Stabilisation of dewatered domestic sewage sludge by lime addition as raw material for the cement industry: Understanding process and reactor performance

• The sludge stabilisation with lime process was studied at a pre-industrial scale.
• The high alkalinity provided by lime promotes the reduction of the organic matter.
• Mass and energy balances were used to improve the performance of the process.
• Reaction enthalpy associated with the organic matter mineralisation was determined.
• Biological process was discarded by taking into account the monitoring data.

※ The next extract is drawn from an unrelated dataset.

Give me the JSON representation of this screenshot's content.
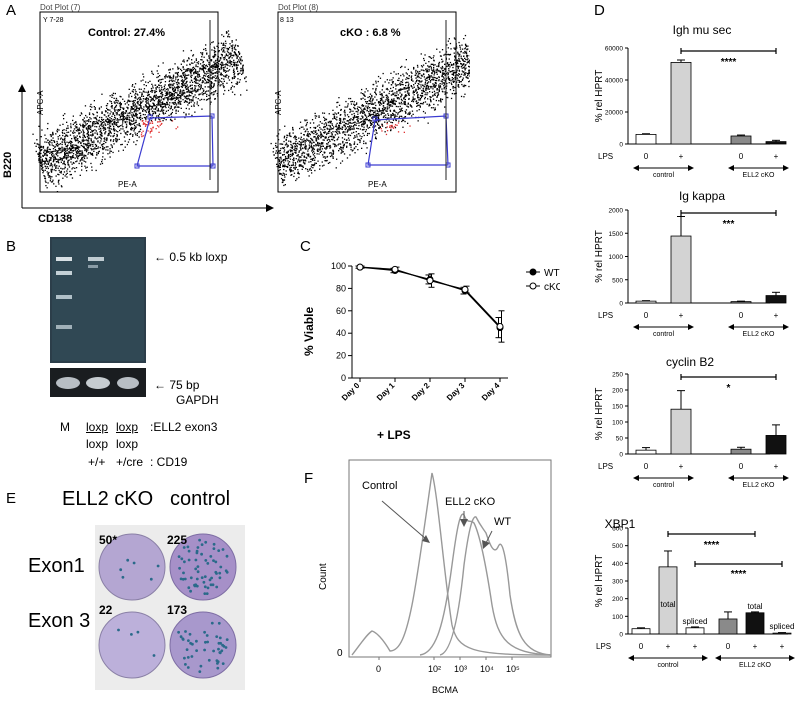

This paper describes the performance and feasibility of the domestic dewatered sewage sludge (DDSS) stabilised with lime as raw material for the cement industry. The stabilisation process uses a screw-based plug reactor to provide mixing conditions suitable to reduce the water content of the sludge to level of 10%a w/w by taking advantage of the exothermic reaction of the hydration of lime to form portlandite, which favours the evaporation of water. The high alkalinity provided by the added lime promotes the reduction of the organic matter content through a transformation of the complex organic structures of the biomass present in the DDSS to simple organic structures and partly to inorganic carbon in a form of the (CaCO3(s)) via a series of exothermic (neutralisation and saponification) and endothermic chemical processes (hydrolysis).The sludge stabilisation with lime process was studied at a pre-industrial scale using a pilot plant with a 6 t DDSS/h treatment capacity. The dewatered sludge and the stabilised product streams were properly characterised to quantify the mass and energy balances. Both balances were used to improve the performance of the process and to quantify the reaction enthalpy (−7914.7 ± 172 kJ/kg DDSS) associated with the mineralisation of the organic matter, using a numerical algorithm. The influence of any biological process was discarded by taking into account the microbiological monitoring data. The low residence time in the reactor (less than 40 min) and the high alkalinity of the reaction mixture provided by the produced Ca(OH)2(s) did not favour substantial biological activity which also requires hydroxyl ions and water, however, CaO(s) will generate hydroxyl ions only after being hydrated.